The development comes just a day after the IDF reported three rockets fired from Lebanese territory into the Mediterranean Sea off the coast of Galilee. A Lebanese official told Newsweek at the time that those rockets likely originated from a Palestinian refugee camp of Rashidieh, where the Lebanese Armed Forces later discovered three rockets.
Shortly after that incident, Newsweek reached out to Syria’s permanent mission to the United Nations on Thursday asking if a rocket strike may be expected from Syria as well, but has yet to receive a response.
IDF spokesperson Lieutenant Colonel Jonathan Conricus told reporters earlier Friday that there were “no Israeli casualties and no damage” inflicted by the strike from Lebanon, but said that Israeli forces were keeping an eye on the country’s northern borders with Lebanon and Syria.
“We continue, of course, to be very vigilant, looking towards the north, the northeast and assessing everything happening there,” Conricus said at the time. “Currently, [there is] no significant change in the situation up in the north, but we are monitoring events closely.”
Later that day, however, pro-Palestinian protesters amassed at the country’s border with Lebanon and crossed the security fence, prompting IDF tank fire that killed one Lebanese citizen and injured another. The act prompted condemnation from Lebanese President Michel Aoun and criticism by the country’s powerful, Iran-backed Hezbollah movement.
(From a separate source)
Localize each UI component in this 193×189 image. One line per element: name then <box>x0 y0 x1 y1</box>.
Iranian Foreign Minister Mohammad Javad Zarif traveled to Syria on Wednesday to meet with President Bashar al-Assad and Foreign Minister Faisal al-Mekdad. In both meetings, the parties condemned Israel’s actions in the Gaza Strip.
Iran and allied militias, including Hezbollah, have backed Assad in his decade-long civil war against rebels and jihadis. Israel has accused Iran of using these groups to set up forward bases, and the IDF has conducted hundreds of airstrikes against suspected Iran-linked targets across the neighboring nation.
Israel has also faced several instances of rocket fire from Syria in recent years, operations Israel has blamed on Iran’s Revolutionary Guard and its elite Quds Force.
Meanwhile, the conflict over Gaza continued to escalate. The IDF sought to degrade the rocket-launching capabilities of Palestinian factions such as Hamas and Palestinian Islamic Jihad, both of which have received support from Iran. By IDF estimates, nearly 2,000 rockets have been fired, along with other weapons, in the worst violence to emerge from the Israeli-Palestinian conflict since 2014.
The current conflict erupted earlier this week when Israeli forces cracking down on protests over an attempt by Israeli families to evict Palestinians from the Sheikh Jarrah neighborhood of Jerusalem culminated in an Israeli raid on the revered Al-Aqsa Mosque, sparking outrage among Palestinians and other Arab and Muslim countries.
Israel remains in a technical state of war with both Lebanon and Syria, the latter of which regularly condemns Israel over its ongoing occupation of the Golan Heights region. The territory was first seized by Israel during a 1967 war, one of three in which a pro-Palestinian coalition of Arab nations fought with Israel.
Two of those warring states, Egypt and Jordan, have declared peace with Israel in the decades since, and four other Arab countries, the United Arab Emirates, Bahrain, Sudan and Morocco, have normalized ties with Israel over the past several months overseen by former President Donald Trump. These countries continue, however, to express support for Palestinians’ claims to lands also claimed by Israel since its 1948 establishment.